«Esto es el relato de un viaje: de cómo, contra todo pronóstico, alguien que nunca tuvo noción de ser nada, en términos de adscripción colectiva, y que podría no ser quien lo narra, acaba siendo y sintiéndose algo.»
Castellano es un relato de hechos que no excluye la conjetura, ni siquiera la elaboración literaria de los personajes, pero trata de ceñirse a lo que la historiografía ha averiguado de sus acciones y su carácter, a lo que de ellos está documentado —a menudo, en sus propias palabras—, sin renunciar a trasladar al lector la complejidad, en algún caso prolija, de lo que se ventiló en Castilla —y sobre Castilla, y contra ella— en los dos años que transcurrieron entre la primavera de 1520 y la de 1522. Mi empeño no era hacer un relato bélico o de aventuras —tampoco político, ni sentimental—, sino recoger y sintetizar con la mayor integridad posible unos hechos que revelan el carácter de un pueblo —el castellano— y fueron determinantes en la constitución de otro —el español—. De los dos me siento parte y por tanto no me acerco a ellos con la frialdad del historiógrafo —si es que esta existe— pero tampoco con la ligereza del que simplemente ensarta anécdotas para agitar o pasar el rato.

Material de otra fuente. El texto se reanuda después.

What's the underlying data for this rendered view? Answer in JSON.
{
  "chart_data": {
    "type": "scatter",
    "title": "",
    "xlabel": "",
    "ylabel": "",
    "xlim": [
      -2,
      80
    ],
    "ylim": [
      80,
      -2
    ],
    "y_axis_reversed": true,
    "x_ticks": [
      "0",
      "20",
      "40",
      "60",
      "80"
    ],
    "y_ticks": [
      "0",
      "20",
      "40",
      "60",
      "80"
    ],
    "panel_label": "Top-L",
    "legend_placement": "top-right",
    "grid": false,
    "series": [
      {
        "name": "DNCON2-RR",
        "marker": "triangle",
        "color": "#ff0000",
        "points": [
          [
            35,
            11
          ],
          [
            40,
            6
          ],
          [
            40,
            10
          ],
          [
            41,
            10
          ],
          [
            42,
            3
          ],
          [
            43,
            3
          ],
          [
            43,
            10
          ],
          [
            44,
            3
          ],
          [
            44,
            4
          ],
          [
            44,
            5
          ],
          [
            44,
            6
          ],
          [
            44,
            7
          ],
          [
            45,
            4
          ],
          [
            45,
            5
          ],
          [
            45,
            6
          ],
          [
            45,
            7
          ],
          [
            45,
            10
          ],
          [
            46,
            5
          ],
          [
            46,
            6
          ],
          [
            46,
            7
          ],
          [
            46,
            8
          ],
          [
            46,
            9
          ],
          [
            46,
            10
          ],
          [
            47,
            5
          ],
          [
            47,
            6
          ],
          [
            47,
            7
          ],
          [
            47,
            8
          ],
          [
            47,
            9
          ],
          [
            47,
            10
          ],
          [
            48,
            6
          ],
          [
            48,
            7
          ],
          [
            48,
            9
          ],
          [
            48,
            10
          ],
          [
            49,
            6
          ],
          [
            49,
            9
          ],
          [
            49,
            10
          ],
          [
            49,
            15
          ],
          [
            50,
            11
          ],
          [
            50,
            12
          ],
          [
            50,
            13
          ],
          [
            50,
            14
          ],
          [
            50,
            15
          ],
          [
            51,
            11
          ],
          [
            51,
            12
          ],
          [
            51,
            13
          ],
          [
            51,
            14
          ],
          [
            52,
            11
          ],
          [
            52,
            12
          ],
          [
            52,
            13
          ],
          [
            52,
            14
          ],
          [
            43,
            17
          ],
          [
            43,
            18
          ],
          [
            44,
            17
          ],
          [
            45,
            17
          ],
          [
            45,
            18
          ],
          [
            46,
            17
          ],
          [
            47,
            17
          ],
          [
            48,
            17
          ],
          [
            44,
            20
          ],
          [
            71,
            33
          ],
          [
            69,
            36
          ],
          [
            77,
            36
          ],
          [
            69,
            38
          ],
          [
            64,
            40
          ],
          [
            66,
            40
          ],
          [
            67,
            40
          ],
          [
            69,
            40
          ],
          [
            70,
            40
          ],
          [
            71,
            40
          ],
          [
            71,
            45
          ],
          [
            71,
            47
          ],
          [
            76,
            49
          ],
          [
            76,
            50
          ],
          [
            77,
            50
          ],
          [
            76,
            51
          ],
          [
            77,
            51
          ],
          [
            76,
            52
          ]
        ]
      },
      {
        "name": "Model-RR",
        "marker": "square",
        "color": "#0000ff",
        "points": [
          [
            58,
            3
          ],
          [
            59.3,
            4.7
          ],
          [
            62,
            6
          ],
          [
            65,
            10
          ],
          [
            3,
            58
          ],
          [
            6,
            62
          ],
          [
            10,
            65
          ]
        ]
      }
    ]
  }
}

Las historias del pasado tienen lecturas en el presente, se leen desde él y no pueden leerse de otra manera, como apunta Maravall y ya ilustró Benjamin con esa imagen del ángel de la Historia, que mira hacia atrás sacudido y arrastrado por una tempestad que nunca se detiene. La historia de la revolución comunera tiene muchos ecos en la España de hoy, y quizá esos ecos sean aún más significativos en tiempos que ofrecen indicios de desequilibrios y amagos revolucionarios, incluso airados, contra las estructuras preexistentes. Un castellano y español del siglo XXI no puede aspirar a hacer una lectura neutral de aquellos hechos, sólo puede intentar que sea honrada, y eso he procurado.»